Exasperated, I turn my focus from the end of the pool where the fastest swimmers are just beginning to arrive and call out to Brian: “Keep going Brian, no stopping Buddy!” He doesn’t move. I shouldn’t be surprised, but as I was the one to teach him to swim and had spent countless weeks in the water helping him develop confidence and competence, his giving-up is grating on my nerves. Making sure all of my other “at risk” swimmers have reached the wall safely, I turn and kneel down beside him.
“Brian, you have to keep swimming buddy, why did you stop?”
“I cant.”
“Yes, you can, you do it every day! Okay, time to keep swimming, let’s go!”
“But I can’t Miss Olivia.”
“Brian, I don’t want you to say you cant. You know that you can. It’s time to go.”
“But I don’t want to put my face in the water.”
I stop: I unintentionally allow anger to start creeping into my tone, coloring my words a deepening shade of red. I don’t have time for this. His sincerity permeates the air but my vision is blurred by heat and stress. He is not lying; he honestly fears the thought of putting his face under the surface of the water, of looking through his goggles to the dirty bottom of the pool. Fear has gotten the better of him, and I very well know that when one of the kids becomes overcome with fear, there is often very little that can be done with them that day.
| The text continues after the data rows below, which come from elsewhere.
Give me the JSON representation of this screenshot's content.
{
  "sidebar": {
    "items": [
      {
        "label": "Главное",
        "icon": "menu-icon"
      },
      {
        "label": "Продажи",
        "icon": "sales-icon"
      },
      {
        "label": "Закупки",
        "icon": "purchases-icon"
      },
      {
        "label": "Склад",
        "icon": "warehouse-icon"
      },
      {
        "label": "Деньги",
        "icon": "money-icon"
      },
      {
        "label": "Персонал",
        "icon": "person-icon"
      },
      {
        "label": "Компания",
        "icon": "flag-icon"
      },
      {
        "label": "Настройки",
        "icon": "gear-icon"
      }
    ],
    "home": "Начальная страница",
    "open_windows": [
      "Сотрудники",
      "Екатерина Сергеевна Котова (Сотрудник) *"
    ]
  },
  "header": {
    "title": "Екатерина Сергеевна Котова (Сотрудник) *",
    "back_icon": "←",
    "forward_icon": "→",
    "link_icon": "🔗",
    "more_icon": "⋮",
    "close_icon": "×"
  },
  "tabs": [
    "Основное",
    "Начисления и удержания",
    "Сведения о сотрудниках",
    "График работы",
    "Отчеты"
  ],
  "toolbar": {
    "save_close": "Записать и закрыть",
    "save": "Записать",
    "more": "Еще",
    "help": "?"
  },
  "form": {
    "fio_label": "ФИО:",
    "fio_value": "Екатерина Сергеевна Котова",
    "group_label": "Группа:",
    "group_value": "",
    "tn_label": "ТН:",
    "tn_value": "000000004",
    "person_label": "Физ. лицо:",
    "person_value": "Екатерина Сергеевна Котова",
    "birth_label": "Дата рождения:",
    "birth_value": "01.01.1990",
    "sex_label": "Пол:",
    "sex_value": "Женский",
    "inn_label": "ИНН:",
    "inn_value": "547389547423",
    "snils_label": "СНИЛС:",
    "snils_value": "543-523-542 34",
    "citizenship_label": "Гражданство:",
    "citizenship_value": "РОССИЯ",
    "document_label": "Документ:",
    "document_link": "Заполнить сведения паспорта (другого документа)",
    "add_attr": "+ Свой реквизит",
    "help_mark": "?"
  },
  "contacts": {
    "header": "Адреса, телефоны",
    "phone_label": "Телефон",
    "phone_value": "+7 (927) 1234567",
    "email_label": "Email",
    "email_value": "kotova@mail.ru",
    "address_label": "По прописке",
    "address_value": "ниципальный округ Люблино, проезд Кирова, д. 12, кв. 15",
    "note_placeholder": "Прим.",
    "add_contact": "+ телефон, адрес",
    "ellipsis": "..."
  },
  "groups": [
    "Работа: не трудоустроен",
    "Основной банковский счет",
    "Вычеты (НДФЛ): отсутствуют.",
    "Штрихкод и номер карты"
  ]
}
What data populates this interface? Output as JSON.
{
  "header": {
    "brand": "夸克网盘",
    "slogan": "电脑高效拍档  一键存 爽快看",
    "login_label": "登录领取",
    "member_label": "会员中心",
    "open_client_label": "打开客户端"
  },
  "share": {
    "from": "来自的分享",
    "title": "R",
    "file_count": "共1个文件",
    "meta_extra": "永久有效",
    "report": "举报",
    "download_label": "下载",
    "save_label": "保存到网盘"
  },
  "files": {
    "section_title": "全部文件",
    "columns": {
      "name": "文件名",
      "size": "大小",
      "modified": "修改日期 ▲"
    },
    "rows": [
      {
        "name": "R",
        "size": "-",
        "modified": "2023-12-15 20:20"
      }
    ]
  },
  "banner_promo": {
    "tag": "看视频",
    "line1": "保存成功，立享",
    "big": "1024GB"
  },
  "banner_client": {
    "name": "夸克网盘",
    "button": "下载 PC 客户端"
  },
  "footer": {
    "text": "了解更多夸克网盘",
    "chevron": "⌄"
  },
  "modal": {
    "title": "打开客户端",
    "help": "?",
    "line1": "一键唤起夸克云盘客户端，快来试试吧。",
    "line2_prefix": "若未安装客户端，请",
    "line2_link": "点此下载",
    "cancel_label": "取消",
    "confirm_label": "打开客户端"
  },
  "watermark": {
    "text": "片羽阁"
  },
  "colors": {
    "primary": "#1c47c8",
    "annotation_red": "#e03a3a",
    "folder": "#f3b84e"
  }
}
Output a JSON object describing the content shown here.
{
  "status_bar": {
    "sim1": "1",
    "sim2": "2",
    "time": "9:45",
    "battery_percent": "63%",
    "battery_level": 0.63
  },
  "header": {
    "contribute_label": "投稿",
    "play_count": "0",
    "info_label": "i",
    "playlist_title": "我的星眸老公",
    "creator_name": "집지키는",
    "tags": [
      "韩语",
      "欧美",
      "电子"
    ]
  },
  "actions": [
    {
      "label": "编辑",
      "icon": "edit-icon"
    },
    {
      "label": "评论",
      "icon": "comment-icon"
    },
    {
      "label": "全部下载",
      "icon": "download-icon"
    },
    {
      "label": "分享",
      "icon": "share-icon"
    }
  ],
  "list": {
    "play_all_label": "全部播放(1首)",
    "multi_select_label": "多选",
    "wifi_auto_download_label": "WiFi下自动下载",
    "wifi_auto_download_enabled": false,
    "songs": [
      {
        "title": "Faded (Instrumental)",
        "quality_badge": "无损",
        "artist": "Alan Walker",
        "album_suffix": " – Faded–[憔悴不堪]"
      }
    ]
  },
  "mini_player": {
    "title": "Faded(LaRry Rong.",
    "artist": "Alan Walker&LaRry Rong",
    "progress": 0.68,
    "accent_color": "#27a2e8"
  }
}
“Brian, you cannot swim without putting your face in the water. All of the other kids are waiting for us. Are you going to swim or are you going to get out?”
“But I can’t see! What if I drown?! What if I die?!”
“You wont drown Brian, nobody is going to die.”
“Then why are there lifeguards here?”
At that moment, sincerity looked up at me from the reflective waters and peered up at me through the rubbed clean green-turtle goggles. It clearly saw through me.
The question was honest, and I was baffled.
My response to the question was not sincere: it had something to do with that lifeguards are only there to watch the kids who didn’t know how to swim. I told Brian that because he could swim, he clearly had no reason to be afraid. While I believe this to be true, it was not honest. It was not sincere.
Brian, the five year old, had bested me. His sincerity had illuminated a flaw in my reasoning, one that only a child would think of. Obviously he was right: the purpose of a lifeguard is to protect and save lives. Neither of these things would be necessary if no lives were at risk.
I looked across the deck to my friend sitting on the lifeguard stand. He looked back at me and waved. Brian continued to look up at me. He was not fooled.
His goggles were foggy from the pool but he could see more through them than I could through my spotted lenses. He rubbed out the fog, but I hadn’t even realized that my vision was obstructed.